Infoshop pushes community progress

By Sam Beard, @SamBeard_DE

Ninety percent of American media outlets are controlled by one of six for-profit companies, such as Viacom, Time Warner and Disney, according to Business Insider.

This is one of the many reasons Carbondale community members have chosen to band together and build person-to-person relationships, said Philip Brewer, a doctoral student in philosophy from Augusta, Ga.

Located at 214 N. Washington St., the Carbondale Infoshop is a place to hold free events, organize actions and get alternative perspectives not found in mainstream political discourse, Brewer said.


“The Carbondale Infoshop acts as a community center and hub for localized community progress,” he said.

The Infoshop distributes news in the form of “zines,” which are small booklets of information as well as a radio show on WDBX. Stacks of free posters are a common sight on the shelves inside. 

Volunteers have been working to get the space up and running again only this time, independent media distribution is only part of the plan.

Sarah Baumgarten, a workshop volunteer, said they will have a grand re-opening weekend in the spring.

Teach-ins ranging from permaculture lessons on composting and gardening, to yoga and free bike repair are in the works for the spring season.

Baumgarten said the Infoshop aims to bring people together in an effort to build a better community from the bottom up.

Baumgarten, a senior from Chicago studying philosophy, said a lot of progress has been made.


Besides removing clutter and cleaning, two of the main projects were constructing pallet walls and installing a paper bag floor.

Pallet walls are just like they sound—recycled wood pallets that would have been thrown away—screwed together to build walls.

A paper bag floor is a little more uncommon. Volunteers cut brown paper bags into strips, glued them to the preexisting concrete and applied stain and varnish.

The effect is similar to a hardwood floor, but a fraction of the cost.

“We were searching for awhile for floor ideas,” Baumgarten said. “The paper bag floor came up several times so we decided to try it out, except with our own little twist. Instead of using Elmer’s glue, we used what we had and made it with wheat paste instead.”

Wheat paste is water and flour mixed together and is used in paper mache.

Baumgarten said the six indoor pallet walls cost about $10.

Schnucks and Brent Ritzel, a graduate student and Infoshop volunteer, donated the bags.

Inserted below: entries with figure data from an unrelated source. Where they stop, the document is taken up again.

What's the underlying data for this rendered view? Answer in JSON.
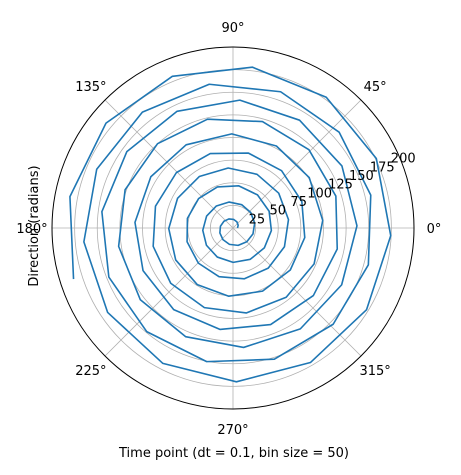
{
  "chart_data": {
    "type": "line",
    "projection": "polar",
    "title": "",
    "xlabel": "Time point (dt = 0.1, bin size = 50)",
    "ylabel": "Direction (radians)",
    "theta_tick_labels": [
      "0°",
      "45°",
      "90°",
      "135°",
      "180°",
      "225°",
      "270°",
      "315°"
    ],
    "theta_tick_degrees": [
      0,
      45,
      90,
      135,
      180,
      225,
      270,
      315
    ],
    "r_tick_labels": [
      "25",
      "50",
      "75",
      "100",
      "125",
      "150",
      "175",
      "200"
    ],
    "r_ticks": [
      25,
      50,
      75,
      100,
      125,
      150,
      175,
      200
    ],
    "rlim": [
      0,
      200
    ],
    "grid": true,
    "series": [
      {
        "color": "#1f77b4",
        "curve": "archimedean spiral, counter-clockwise, starting near theta = 0",
        "theta_radians": [
          0.0,
          0.5,
          1.0,
          1.5,
          2.0,
          2.5,
          3.0,
          3.5,
          4.0,
          4.5,
          5.0,
          5.5,
          6.0,
          6.5,
          7.0,
          7.5,
          8.0,
          8.5,
          9.0,
          9.5,
          10.0,
          10.5,
          11.0,
          11.5,
          12.0,
          12.5,
          13.0,
          13.5,
          14.0,
          14.5,
          15.0,
          15.5,
          16.0,
          16.5,
          17.0,
          17.5,
          18.0,
          18.5,
          19.0,
          19.5,
          20.0,
          20.5,
          21.0,
          21.5,
          22.0,
          22.5,
          23.0,
          23.5,
          24.0,
          24.5,
          25.0,
          25.5,
          26.0,
          26.5,
          27.0,
          27.5,
          28.0,
          28.5,
          29.0,
          29.5,
          30.0,
          30.5,
          31.0,
          31.5,
          32.0,
          32.5,
          33.0,
          33.5,
          34.0,
          34.5,
          35.0,
          35.5,
          36.0,
          36.5,
          37.0,
          37.5,
          38.0,
          38.5,
          39.0,
          39.5,
          40.0,
          40.5,
          41.0,
          41.5,
          42.0,
          42.5,
          43.0,
          43.5,
          44.0,
          44.5,
          45.0,
          45.5,
          46.0,
          46.5,
          47.0,
          47.5,
          48.0,
          48.5,
          49.0,
          49.5,
          50.0,
          50.5,
          51.0,
          51.5,
          52.0,
          52.5,
          53.0,
          53.5,
          54.0,
          54.5,
          55.0,
          55.5,
          56.0,
          56.5,
          57.0,
          57.5,
          58.0,
          58.5,
          59.0,
          59.5,
          60.0
        ],
        "r": [
          5.0,
          6.5,
          8.0,
          9.5,
          11.0,
          12.5,
          14.0,
          15.5,
          17.0,
          18.5,
          20.0,
          21.5,
          23.0,
          24.5,
          26.0,
          27.5,
          29.0,
          30.5,
          32.0,
          33.5,
          35.0,
          36.5,
          38.0,
          39.5,
          41.0,
          42.5,
          44.0,
          45.5,
          47.0,
          48.5,
          50.0,
          51.5,
          53.0,
          54.5,
          56.0,
          57.5,
          59.0,
          60.5,
          62.0,
          63.5,
          65.0,
          66.5,
          68.0,
          69.5,
          71.0,
          72.5,
          74.0,
          75.5,
          77.0,
          78.5,
          80.0,
          81.5,
          83.0,
          84.5,
          86.0,
          87.5,
          89.0,
          90.5,
          92.0,
          93.5,
          95.0,
          96.5,
          98.0,
          99.5,
          101.0,
          102.5,
          104.0,
          105.5,
          107.0,
          108.5,
          110.0,
          111.5,
          113.0,
          114.5,
          116.0,
          117.5,
          119.0,
          120.5,
          122.0,
          123.5,
          125.0,
          126.5,
          128.0,
          129.5,
          131.0,
          132.5,
          134.0,
          135.5,
          137.0,
          138.5,
          140.0,
          141.5,
          143.0,
          144.5,
          146.0,
          147.5,
          149.0,
          150.5,
          152.0,
          153.5,
          155.0,
          156.5,
          158.0,
          159.5,
          161.0,
          162.5,
          164.0,
          165.5,
          167.0,
          168.5,
          170.0,
          171.5,
          173.0,
          174.5,
          176.0,
          177.5,
          179.0,
          180.5,
          182.0,
          183.5,
          185.0
        ]
      }
    ]
  }
}
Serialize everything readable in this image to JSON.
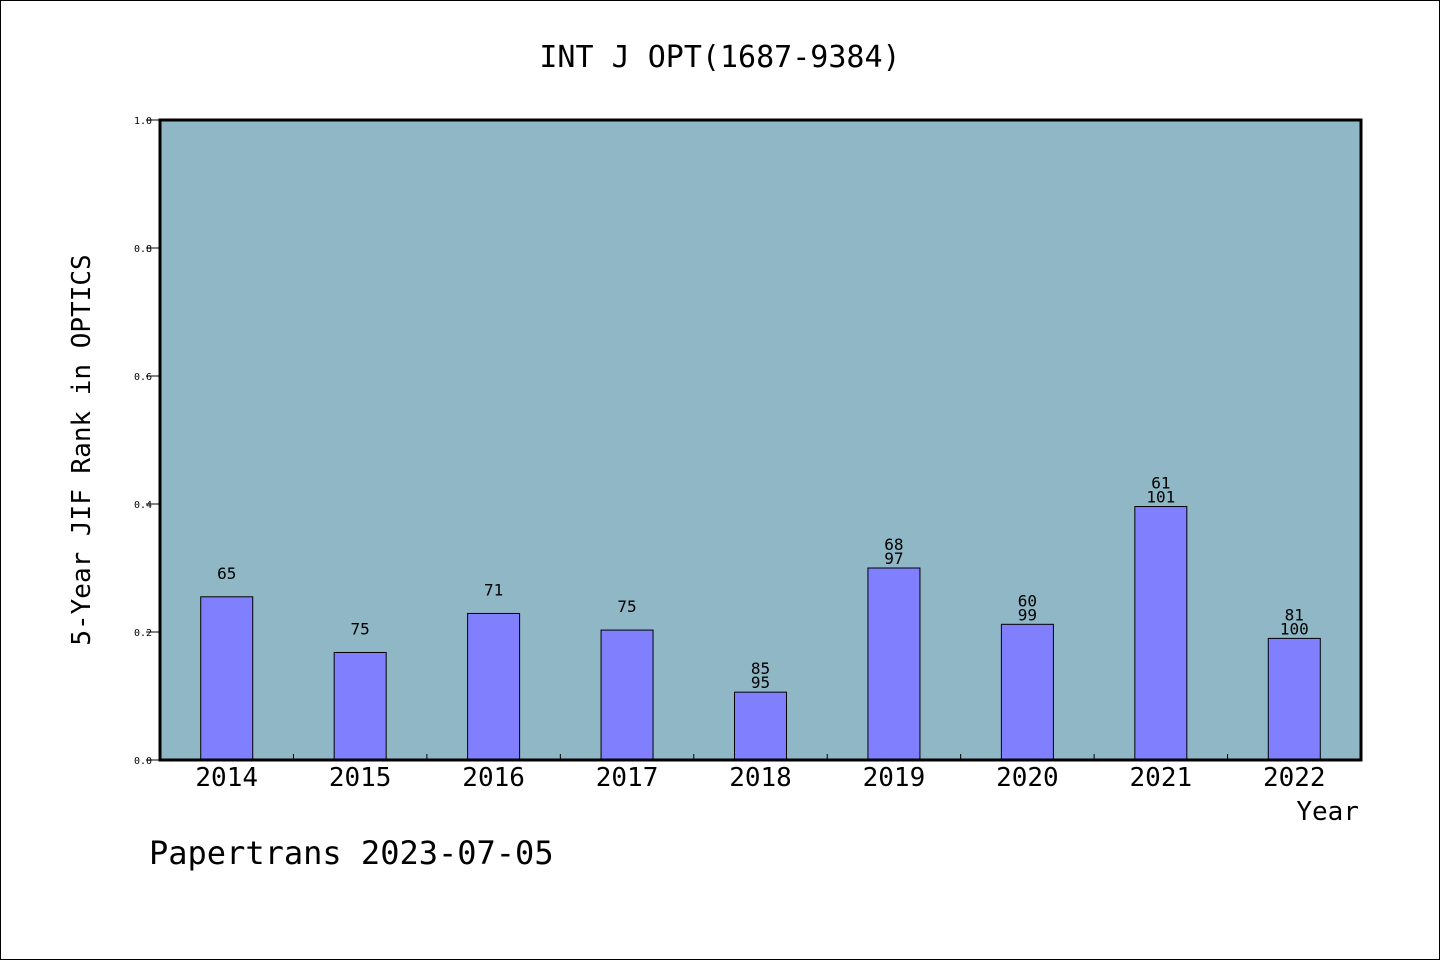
{
  "chart_data": {
    "type": "bar",
    "title": "INT J OPT(1687-9384)",
    "xlabel": "Year",
    "ylabel": "5-Year JIF Rank in OPTICS",
    "footer": "Papertrans 2023-07-05",
    "categories": [
      "2014",
      "2015",
      "2016",
      "2017",
      "2018",
      "2019",
      "2020",
      "2021",
      "2022"
    ],
    "values": [
      0.255,
      0.168,
      0.229,
      0.203,
      0.106,
      0.3,
      0.212,
      0.396,
      0.19
    ],
    "bar_labels": [
      [
        "65"
      ],
      [
        "75"
      ],
      [
        "71"
      ],
      [
        "75"
      ],
      [
        "85",
        "95"
      ],
      [
        "68",
        "97"
      ],
      [
        "60",
        "99"
      ],
      [
        "61",
        "101"
      ],
      [
        "81",
        "100"
      ]
    ],
    "ylim": [
      0,
      1.0
    ],
    "yticks": [
      "0.0",
      "0.2",
      "0.4",
      "0.6",
      "0.8",
      "1.0"
    ],
    "grid": false,
    "legend": "none",
    "colors": {
      "plot_background": "#8fb7c5",
      "bar_fill": "#8080ff",
      "bar_stroke": "#000000"
    }
  }
}
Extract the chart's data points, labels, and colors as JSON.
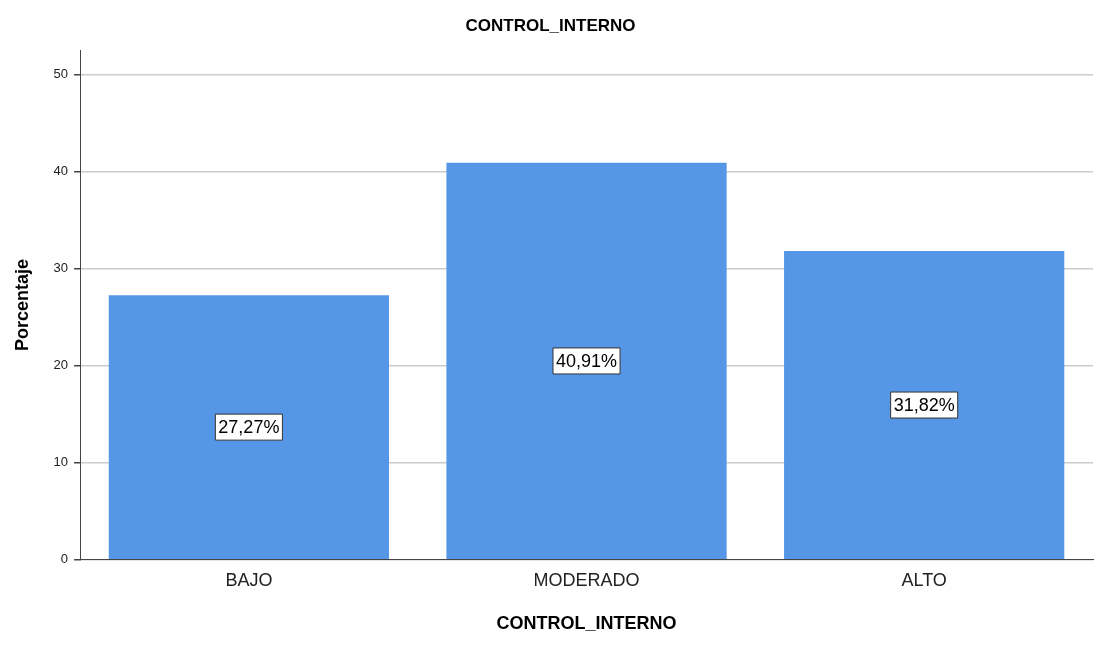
{
  "chart_data": {
    "type": "bar",
    "title": "CONTROL_INTERNO",
    "xlabel": "CONTROL_INTERNO",
    "ylabel": "Porcentaje",
    "categories": [
      "BAJO",
      "MODERADO",
      "ALTO"
    ],
    "values": [
      27.27,
      40.91,
      31.82
    ],
    "value_labels": [
      "27,27%",
      "40,91%",
      "31,82%"
    ],
    "color": "#5596e6",
    "ylim": [
      0,
      52.5
    ],
    "yticks": [
      0,
      10,
      20,
      30,
      40,
      50
    ],
    "grid": "y"
  }
}
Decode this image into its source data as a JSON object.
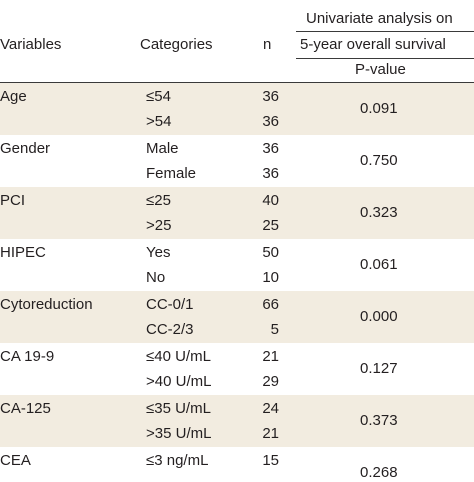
{
  "header": {
    "variables": "Variables",
    "categories": "Categories",
    "n": "n",
    "analysis_line1": "Univariate analysis on",
    "analysis_line2": "5-year overall survival",
    "pvalue": "P-value"
  },
  "rows": [
    {
      "variable": "Age",
      "categories": [
        "≤54",
        ">54"
      ],
      "n": [
        "36",
        "36"
      ],
      "p": "0.091",
      "shaded": true
    },
    {
      "variable": "Gender",
      "categories": [
        "Male",
        "Female"
      ],
      "n": [
        "36",
        "36"
      ],
      "p": "0.750",
      "shaded": false
    },
    {
      "variable": "PCI",
      "categories": [
        "≤25",
        ">25"
      ],
      "n": [
        "40",
        "25"
      ],
      "p": "0.323",
      "shaded": true
    },
    {
      "variable": "HIPEC",
      "categories": [
        "Yes",
        "No"
      ],
      "n": [
        "50",
        "10"
      ],
      "p": "0.061",
      "shaded": false
    },
    {
      "variable": "Cytoreduction",
      "categories": [
        "CC-0/1",
        "CC-2/3"
      ],
      "n": [
        "66",
        "5"
      ],
      "p": "0.000",
      "shaded": true
    },
    {
      "variable": "CA 19-9",
      "categories": [
        "≤40 U/mL",
        ">40 U/mL"
      ],
      "n": [
        "21",
        "29"
      ],
      "p": "0.127",
      "shaded": false
    },
    {
      "variable": "CA-125",
      "categories": [
        "≤35 U/mL",
        ">35 U/mL"
      ],
      "n": [
        "24",
        "21"
      ],
      "p": "0.373",
      "shaded": true
    },
    {
      "variable": "CEA",
      "categories": [
        "≤3 ng/mL",
        ""
      ],
      "n": [
        "15",
        ""
      ],
      "p": "0.268",
      "shaded": false
    }
  ],
  "colors": {
    "band": "#f2ece0",
    "rule": "#3a3a3a",
    "text": "#231f20"
  }
}
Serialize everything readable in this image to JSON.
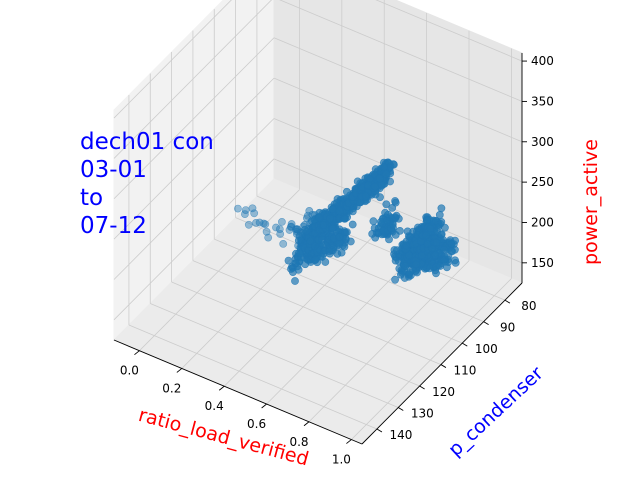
{
  "chart_data": {
    "type": "scatter",
    "projection": "3d",
    "title_lines": [
      "dech01 con",
      "03-01",
      "to",
      "07-12"
    ],
    "xlabel": "ratio_load_verified",
    "ylabel": "p_condenser",
    "zlabel": "power_active",
    "xlim": [
      -0.12,
      1.05
    ],
    "ylim": [
      72,
      147
    ],
    "zlim": [
      125,
      410
    ],
    "xticks": [
      "0.0",
      "0.2",
      "0.4",
      "0.6",
      "0.8",
      "1.0"
    ],
    "yticks": [
      "80",
      "90",
      "100",
      "110",
      "120",
      "130",
      "140"
    ],
    "zticks": [
      "150",
      "200",
      "250",
      "300",
      "350",
      "400"
    ],
    "grid": true,
    "colors": {
      "points": "#1f77b4",
      "title": "#0000ff",
      "xlabel": "#ff0000",
      "ylabel": "#0000ff",
      "zlabel": "#ff0000",
      "pane": "#f2f2f2",
      "grid": "#cccccc"
    },
    "clusters": [
      {
        "from": [
          -0.1,
          90,
          135
        ],
        "to": [
          0.05,
          92,
          145
        ],
        "n": 10,
        "alpha": 0.45,
        "spread": [
          0.01,
          2,
          5
        ]
      },
      {
        "from": [
          0.1,
          95,
          155
        ],
        "to": [
          0.3,
          99,
          175
        ],
        "n": 16,
        "alpha": 0.45,
        "spread": [
          0.015,
          2,
          6
        ]
      },
      {
        "from": [
          0.3,
          103,
          190
        ],
        "to": [
          0.42,
          108,
          230
        ],
        "n": 18,
        "alpha": 0.5,
        "spread": [
          0.015,
          2,
          7
        ]
      },
      {
        "from": [
          0.4,
          110,
          205
        ],
        "to": [
          0.98,
          128,
          405
        ],
        "n": 560,
        "alpha": 0.7,
        "spread": [
          0.012,
          2,
          6
        ]
      },
      {
        "from": [
          0.45,
          118,
          210
        ],
        "to": [
          0.8,
          130,
          310
        ],
        "n": 160,
        "alpha": 0.7,
        "spread": [
          0.012,
          2,
          6
        ]
      },
      {
        "from": [
          0.55,
          78,
          128
        ],
        "to": [
          0.95,
          98,
          215
        ],
        "n": 260,
        "alpha": 0.7,
        "spread": [
          0.015,
          3,
          8
        ]
      },
      {
        "from": [
          0.7,
          90,
          165
        ],
        "to": [
          1.0,
          110,
          285
        ],
        "n": 280,
        "alpha": 0.7,
        "spread": [
          0.015,
          3,
          10
        ]
      },
      {
        "from": [
          0.85,
          115,
          290
        ],
        "to": [
          1.0,
          130,
          350
        ],
        "n": 60,
        "alpha": 0.7,
        "spread": [
          0.015,
          2,
          8
        ]
      }
    ]
  }
}
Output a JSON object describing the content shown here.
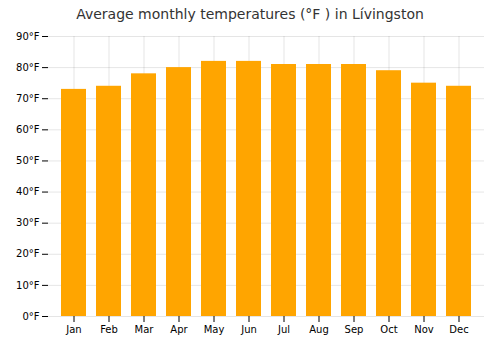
{
  "chart_data": {
    "type": "bar",
    "title": "Average monthly temperatures (°F ) in Lívingston",
    "categories": [
      "Jan",
      "Feb",
      "Mar",
      "Apr",
      "May",
      "Jun",
      "Jul",
      "Aug",
      "Sep",
      "Oct",
      "Nov",
      "Dec"
    ],
    "values": [
      73,
      74,
      78,
      80,
      82,
      82,
      81,
      81,
      81,
      79,
      75,
      74
    ],
    "color": "#FFA500",
    "ylim": [
      0,
      90
    ],
    "yticks": [
      {
        "value": 0,
        "label": "0°F"
      },
      {
        "value": 10,
        "label": "10°F"
      },
      {
        "value": 20,
        "label": "20°F"
      },
      {
        "value": 30,
        "label": "30°F"
      },
      {
        "value": 40,
        "label": "40°F"
      },
      {
        "value": 50,
        "label": "50°F"
      },
      {
        "value": 60,
        "label": "60°F"
      },
      {
        "value": 70,
        "label": "70°F"
      },
      {
        "value": 80,
        "label": "80°F"
      },
      {
        "value": 90,
        "label": "90°F"
      }
    ],
    "grid": true
  }
}
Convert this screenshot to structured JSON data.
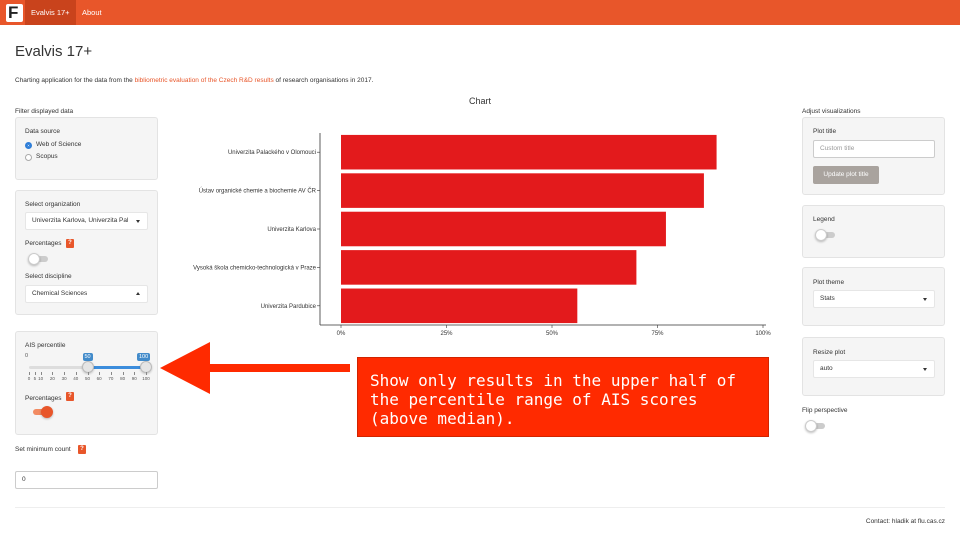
{
  "navbar": {
    "logo": "F",
    "tabs": [
      {
        "label": "Evalvis 17+"
      },
      {
        "label": "About"
      }
    ]
  },
  "page": {
    "title": "Evalvis 17+",
    "description_before": "Charting application for the data from the ",
    "description_link": "bibliometric evaluation of the Czech R&D results",
    "description_after": " of research organisations in 2017."
  },
  "left": {
    "section_title": "Filter displayed data",
    "data_source": {
      "label": "Data source",
      "options": [
        "Web of Science",
        "Scopus"
      ],
      "selected": "Web of Science"
    },
    "organization": {
      "label": "Select organization",
      "value": "Univerzita Karlova, Univerzita Pal"
    },
    "percentages_label": "Percentages",
    "help_badge": "?",
    "discipline": {
      "label": "Select discipline",
      "value": "Chemical Sciences"
    },
    "ais": {
      "label": "AIS percentile",
      "min": "0",
      "from": "50",
      "to": "100",
      "ticks": [
        "0",
        "5",
        "10",
        "20",
        "30",
        "40",
        "50",
        "60",
        "70",
        "80",
        "90",
        "100"
      ],
      "from_value": 50,
      "to_value": 100
    },
    "percentages2_label": "Percentages",
    "min_count": {
      "label": "Set minimum count",
      "value": "0"
    }
  },
  "right": {
    "section_title": "Adjust visualizations",
    "plot_title": {
      "label": "Plot title",
      "placeholder": "Custom title",
      "button": "Update plot title"
    },
    "legend_label": "Legend",
    "theme": {
      "label": "Plot theme",
      "value": "Stats"
    },
    "resize": {
      "label": "Resize plot",
      "value": "auto"
    },
    "flip_label": "Flip perspective"
  },
  "chart_title": "Chart",
  "chart_data": {
    "type": "bar",
    "orientation": "horizontal",
    "categories": [
      "Univerzita Palackého v Olomouci",
      "Ústav organické chemie a biochemie AV ČR",
      "Univerzita Karlova",
      "Vysoká škola chemicko-technologická v Praze",
      "Univerzita Pardubice"
    ],
    "values": [
      89,
      86,
      77,
      70,
      56
    ],
    "x_ticks": [
      "0%",
      "25%",
      "50%",
      "75%",
      "100%"
    ],
    "xlim": [
      0,
      100
    ],
    "bar_color": "#e31a1c"
  },
  "annotation": "Show only results in the upper half of\nthe percentile range of AIS scores\n(above median).",
  "contact": "Contact: hladik at flu.cas.cz",
  "colors": {
    "accent": "#e8562a",
    "annotation": "#ff2a00",
    "slider": "#428bca"
  }
}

The only cost associated with the floor was the stain and clear varnish, Baumgarten said.

Both projects took about two workdays to complete. Baumgarten said the location was chosen for the Infoshop because of its low cost and rich history.

Building owner, Eric Deutsch, has let various community organizations use the location for free for more than a decade.

“The last time the space was used was during the Occupy [Wall Street] movement,” Baumgarten said. “It was once home to the Big Muddy Independent Media Center.”

Some volunteers from the Infoshop have taken to the airwaves to spread ideas to the community.

James Anderson, a doctoral candidate in mass communications and media arts from Greenville, participates in a radio show called the Counter-Power Radio Hour on WDBX.

“The Counter-Power Radio Hour is sort of like the on-air space which parallels what the folks are trying to do at the physical space, being the Infoshop,” Anderson said.

The radio show is the first program on 91.1 FM on Sundays from midnight until 2 a.m.

“The Counter-Power Radio Hour is a show that allows for debate, analyses and discussion of counterculture ideas,” Anderson said.

There are other ways the Infoshop differs from most organizations. It has a horizontal power structure, as opposed to a vertical one, Baumgarten said. Meaning there are no bosses or hierarchy.

Sarah Lewison, an associate professor of radio, television and digital media, said infoshops are a concept that has spread worldwide.

“[Infoshops] are associated with people joining together to create other forms of relations to each other along with self-governance… And making their own media and network so that media could be distributed and circulated,” Lewison said.

The Infoshop volunteers also have goals for starting a soil bank and creating a Subsistence Research Center.

Business and community members donate compostable material to the soil bank so nutrient-rich soil is available for those who need it.

Nick Smaligo, a doctoral candidate in philosophy from Carbondale, said “subsistence” does not refer to “barely surviving.” Instead, subsistence relates labor to helping oneself and one another as opposed to making a profit.

“The aim of the Subsistence Research Center is to produce research and collective experimentation into ecologically restorative, regionally self-sufficient and non-monetary economic practices,” Smaligo said.